Antonin Dvořák composed his Symphony No. 8 over two months, from the end of August to the beginning of November, in happy seclusion at his country home of Vysoká, in 1889. The symphony is his most bucolic, cheery, and lyrical, steeped in the Bohemian folk song he adored.

Dvořák himself conducted its first performance, at the National Theater in Prague, in 1890. He then took it to Frankfurt and Cambridge, where he was awarded an honorary doctorate. The symphony became a great favorite in England. In fact, it was published there, by the London firm of Novello, after the usual disagreements with Simrock, Dvořák’s regular publisher. Simrock preferred shorter, snappier works and insisted on marketing them in German. Dvořák, a proud Bohemian, found this increasingly annoying. Not incidentally, Simrock had also low-balled him on the price (offering one thousand marks, as opposed to the three thousand marks he had paid for the Symphony No. 7).

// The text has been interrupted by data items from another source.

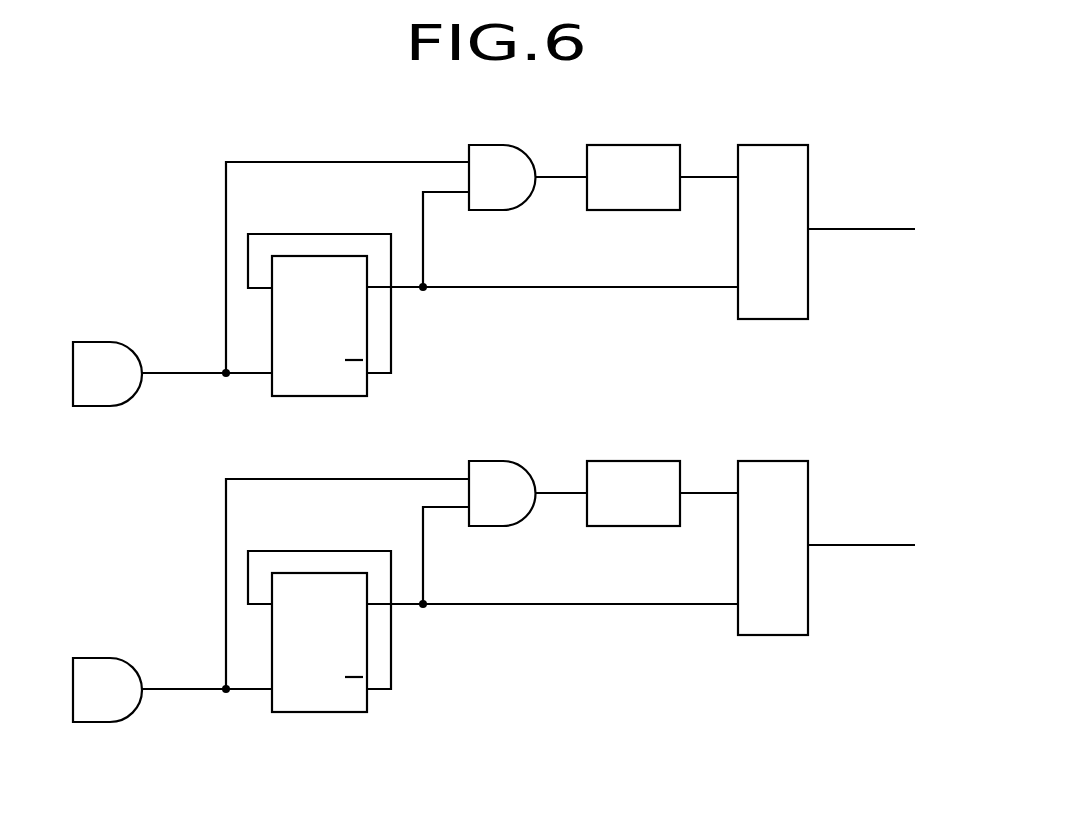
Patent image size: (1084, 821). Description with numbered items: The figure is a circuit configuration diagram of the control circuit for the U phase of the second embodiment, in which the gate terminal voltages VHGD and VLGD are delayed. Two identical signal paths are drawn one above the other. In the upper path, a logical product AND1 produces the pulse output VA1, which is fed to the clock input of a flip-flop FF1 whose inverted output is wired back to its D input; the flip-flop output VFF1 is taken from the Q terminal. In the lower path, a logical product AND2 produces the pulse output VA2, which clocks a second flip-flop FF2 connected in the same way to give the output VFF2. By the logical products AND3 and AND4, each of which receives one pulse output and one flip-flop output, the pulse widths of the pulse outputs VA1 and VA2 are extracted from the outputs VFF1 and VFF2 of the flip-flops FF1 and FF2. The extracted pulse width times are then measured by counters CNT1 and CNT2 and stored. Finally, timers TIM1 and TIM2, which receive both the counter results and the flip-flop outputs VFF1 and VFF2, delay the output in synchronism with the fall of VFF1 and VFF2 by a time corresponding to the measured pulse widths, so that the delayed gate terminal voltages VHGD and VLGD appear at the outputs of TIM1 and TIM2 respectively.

The logical product AND1 is at (100, 357).
The logical product AND2 is at (100, 673).
The logical product AND3 is at (492, 195).
The logical product AND4 is at (490, 475).
The flip-flop FF1 is at (318, 268).
The flip-flop FF2 is at (322, 713).
The counter CNT1 is at (658, 193).
The counter CNT2 is at (635, 475).
The timer TIM1 is at (773, 307).
The timer TIM2 is at (775, 473).
The pulse output VA1 is at (207, 358).
The pulse output VA2 is at (207, 674).
The output of the flip-flop VFF1 is at (552, 273).
The output of the flip-flop VFF2 is at (552, 589).
The gate terminal voltage VHGD is at (861, 213).
The gate terminal voltage VLGD is at (861, 529).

In 1893, Dvořák was in America, as director of the National Conservatory of Music in New York, when he brought his new symphony to the World’s Columbian Exposition. At the time, the symphony was promoted as his Fourth. It was only in the 1950s, with the publication of Dvořák’s earlier works in the form, that the symphonies were renumbered, which is why there are now nine Dvořák symphonies, as opposed to five. At the world’s fair, Dvořák conducted his Eighth with an expanded Chicago Symphony Orchestra. According to the Chicago Tribune, the performance was met with enthusiasm, marked by “tremendous outbursts of applause.”

The composer claimed that in its writing the melodies simply poured out of him. Here’s my favorite recording of the piece, made with the Columbia Symphony Orchestra, assembled specifically for the great Bruno Walter.

Všechno nejlepší k narozeninám! Happy birthday, Dvořák!